Mind you, such figures take a leader only so far. The Prime Minister could proclaim a plan in Manchester to truly take back control: to wrest power back from the Thing, the Ascendancy, the Establishment, Big Everything – whatever you like to call it.
He could present himself as the moderate man who’s had enough – of cartel capitalists, change-resistant public services, quangocrats, regulators, government-funded lobbyists and expanding judicial review. But if his words were to cut through, he’d have to mean it.
It would be more in character for Sunak to deliver an upbeat speech about tech, science and new opportunities. Whether people would relate to it is questionable. At any rate he could do worse than be upfront about his wealth: after all, he’s scarcely in politics to make money. He doesn’t need it. Voters might take the point.
Mario Cuomo, the three-time Governor of New York, said that you campaign in poetry but govern in prose. Such is conventional wisdom, but I wonder if it’s right. Successful leaders need a touch of poetry in season or out of season – or at least to explain that they don’t have it, and that delivery will always trump dreams.
The Prime Minister is the Spreadsheet King, but inspiration is another country. No-one will work harder for Britain; few politicians have a back story, with its stress on family, enterprise and work, as authentically conservative.

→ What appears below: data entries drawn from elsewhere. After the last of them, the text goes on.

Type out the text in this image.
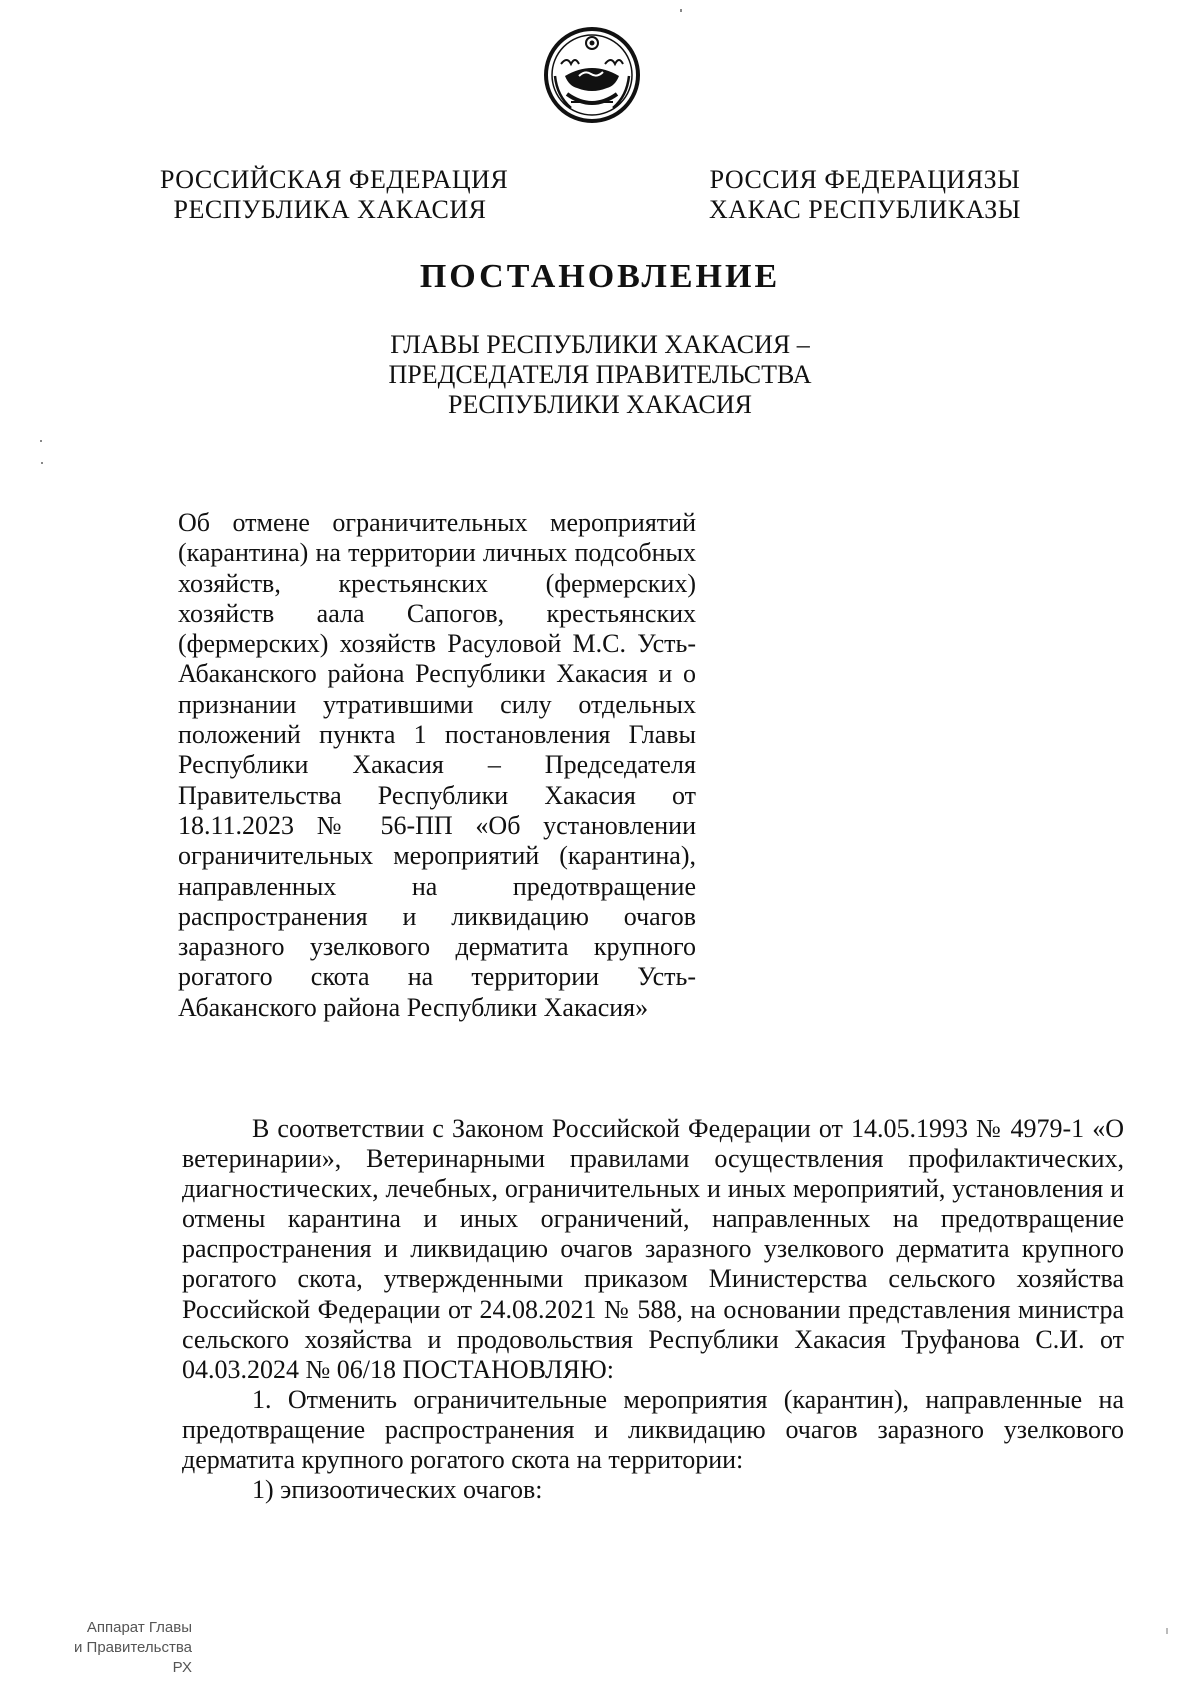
РОССИЙСКАЯ ФЕДЕРАЦИЯ
РЕСПУБЛИКА ХАКАСИЯ
РОССИЯ ФЕДЕРАЦИЯЗЫ
ХАКАС РЕСПУБЛИКАЗЫ
ПОСТАНОВЛЕНИЕ
ГЛАВЫ РЕСПУБЛИКИ ХАКАСИЯ –
ПРЕДСЕДАТЕЛЯ ПРАВИТЕЛЬСТВА
РЕСПУБЛИКИ ХАКАСИЯ
Об отмене ограничительных мероприятий (карантина) на территории личных подсобных хозяйств, крестьянских (фермерских) хозяйств аала Сапогов, крестьянских (фермерских) хозяйств Расуловой М.С. Усть-Абаканского района Республики Хакасия и о признании утратившими силу отдельных положений пункта 1 постановления Главы Республики Хакасия – Председателя Правительства Республики Хакасия от 18.11.2023 № 56-ПП «Об установлении ограничительных мероприятий (карантина), направленных на предотвращение распространения и ликвидацию очагов заразного узелкового дерматита крупного рогатого скота на территории Усть-Абаканского района Республики Хакасия»

В соответствии с Законом Российской Федерации от 14.05.1993 № 4979-1 «О ветеринарии», Ветеринарными правилами осуществления профилактических, диагностических, лечебных, ограничительных и иных мероприятий, установления и отмены карантина и иных ограничений, направленных на предотвращение распространения и ликвидацию очагов заразного узелкового дерматита крупного рогатого скота, утвержденными приказом Министерства сельского хозяйства Российской Федерации от 24.08.2021 № 588, на основании представления министра сельского хозяйства и продовольствия Республики Хакасия Труфанова С.И. от 04.03.2024 № 06/18 ПОСТАНОВЛЯЮ:

1. Отменить ограничительные мероприятия (карантин), направленные на предотвращение распространения и ликвидацию очагов заразного узелкового дерматита крупного рогатого скота на территории:

1) эпизоотических очагов:

Аппарат Главы
и Правительства РХ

But you can be a thoroughly conventional, deeply religious, hard-driven meritocrat – all of which Sunak undoubtedly is – yet not be a politician. Is he one? (This site asked, earlier this year.)
Either way, Sunak has cut Labour’s poll lead from 27 points when he arrived in Downing Street to 18. That’s not nearly enough. He may have little more than nine months to persuade voters to trust him with a fifth Tory term.
“Where does the power come from?” asks Eric Liddell in Chariots of Fire, and answers: “From within”.